Recording the instructions that you simply run on the Linux command line will be helpful for 2 necessary causes. For one, the recorded instructions present a method to assessment your command line exercise, which is extraordinarily useful if one thing did not work as anticipated and you’ll want to take a more in-depth look. As well as, capturing instructions could make it straightforward to repeat the instructions or to show them into scripts or aliases for long-term reuse. This submit examines two methods which you can simply report and reuse instructions.

Command historical past

The historical past command makes it extraordinarily straightforward to report instructions that you simply enter on the command line as a result of it occurs robotically. The one factor you would possibly wish to test is the setting that determines what number of instructions are retained and, subsequently, how lengthy they are going to keep round for viewing and reusing. The command beneath will show your command historical past buffer measurement. If it is 1,000 like that proven, it should retain the final 1,000 instructions that you simply entered.

$ echo $HISTSIZE
1000

The historical past command beneath reveals the newest two instructions that have been run. Because the listing ends with command quantity 1013, it should have began with 14.

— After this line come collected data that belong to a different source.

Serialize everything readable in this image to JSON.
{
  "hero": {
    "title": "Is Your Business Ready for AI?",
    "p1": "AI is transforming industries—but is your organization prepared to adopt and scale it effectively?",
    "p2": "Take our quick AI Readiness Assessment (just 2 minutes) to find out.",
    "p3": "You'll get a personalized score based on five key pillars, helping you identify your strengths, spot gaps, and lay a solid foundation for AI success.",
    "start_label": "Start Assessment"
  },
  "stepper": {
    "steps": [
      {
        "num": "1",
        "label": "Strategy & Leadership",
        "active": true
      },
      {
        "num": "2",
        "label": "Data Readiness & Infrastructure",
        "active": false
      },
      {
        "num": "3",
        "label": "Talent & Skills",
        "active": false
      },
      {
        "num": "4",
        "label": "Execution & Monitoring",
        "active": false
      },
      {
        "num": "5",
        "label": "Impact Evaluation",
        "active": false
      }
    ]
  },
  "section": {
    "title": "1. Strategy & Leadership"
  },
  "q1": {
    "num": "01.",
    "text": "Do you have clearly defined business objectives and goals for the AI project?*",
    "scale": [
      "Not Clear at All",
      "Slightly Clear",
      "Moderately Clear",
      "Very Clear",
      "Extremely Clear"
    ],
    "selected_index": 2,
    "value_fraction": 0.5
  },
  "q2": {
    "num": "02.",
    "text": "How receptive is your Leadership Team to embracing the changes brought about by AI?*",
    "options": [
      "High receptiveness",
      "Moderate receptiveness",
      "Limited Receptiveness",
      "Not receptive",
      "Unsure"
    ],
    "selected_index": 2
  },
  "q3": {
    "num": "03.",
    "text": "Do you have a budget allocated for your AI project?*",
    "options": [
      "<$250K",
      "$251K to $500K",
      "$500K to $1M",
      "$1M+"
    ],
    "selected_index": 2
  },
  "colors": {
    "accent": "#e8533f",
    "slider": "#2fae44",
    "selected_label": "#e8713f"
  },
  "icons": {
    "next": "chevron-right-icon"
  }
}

$ historical past | tail -2
 1012  05/04/23 14:26:11 vi myfile
 1013  05/04/23 14:28:30 historical past | tail -2

If you first open a session on the command line, the oldest instructions in your historical past buffer will probably be numbered 1 and a couple of. Oldest instructions are displayed first.

$ historical past | head -2
    1  04/03/23 11:35:11 vi getdocs
    2  04/03/23 11:35:30 getdocs

Passing the output of the historical past command to extra will scroll by your recorded instructions a screenful at a time.

$ historical past | extra

Ignoring instructions

To keep away from saving your entire instructions in your command historical past buffer, you need to use the HISTSIGNORE variable. I take advantage of one like this to keep away from storing instructions that I do not wish to protect, leaving extra space for these I do.

$ grep HISTIGNORE ~/.bashrc
HISTIGNORE="pwd:clear:cd:ls:man:historical past"

Reusing instructions out of your historical past buffer

Any command within the historical past buffer will be rerun by coming into its command quantity following an exclamation level (e.g., !927). Instructions will retain their historical past command numbers throughout a single login session.

You can too use your up arrow key to again up over any variety of latest instructions. If you attain the one that you simply wish to rerun, press the enter key and it is going to be run once more.

Utilizing the script command

The script command gives a method to report as many instructions as you need “on the fly”. In different phrases, kind “script” and every command that you simply enter will robotically be saved in a file. The file will probably be referred to as “typescript” until you give it a distinct title by including it to the command like this:

$ script script11

If you wish to add the instructions you’re making ready to enter and their output to an current output file, you need to use the -a (append) choice to your script command. This is an instance:

$ script -a script11

Further particulars in regards to the script command

The script command will run your .bashrc start-up file if you begin your command recording. It should save the instructions you enter together with the output generated by them. The file used to avoid wasting entered instructions won’t be given execute permission. If you wish to flip the instructions right into a script, you’ll be able to set that up after eradicating the command output and retaining solely these instructions you wish to protect.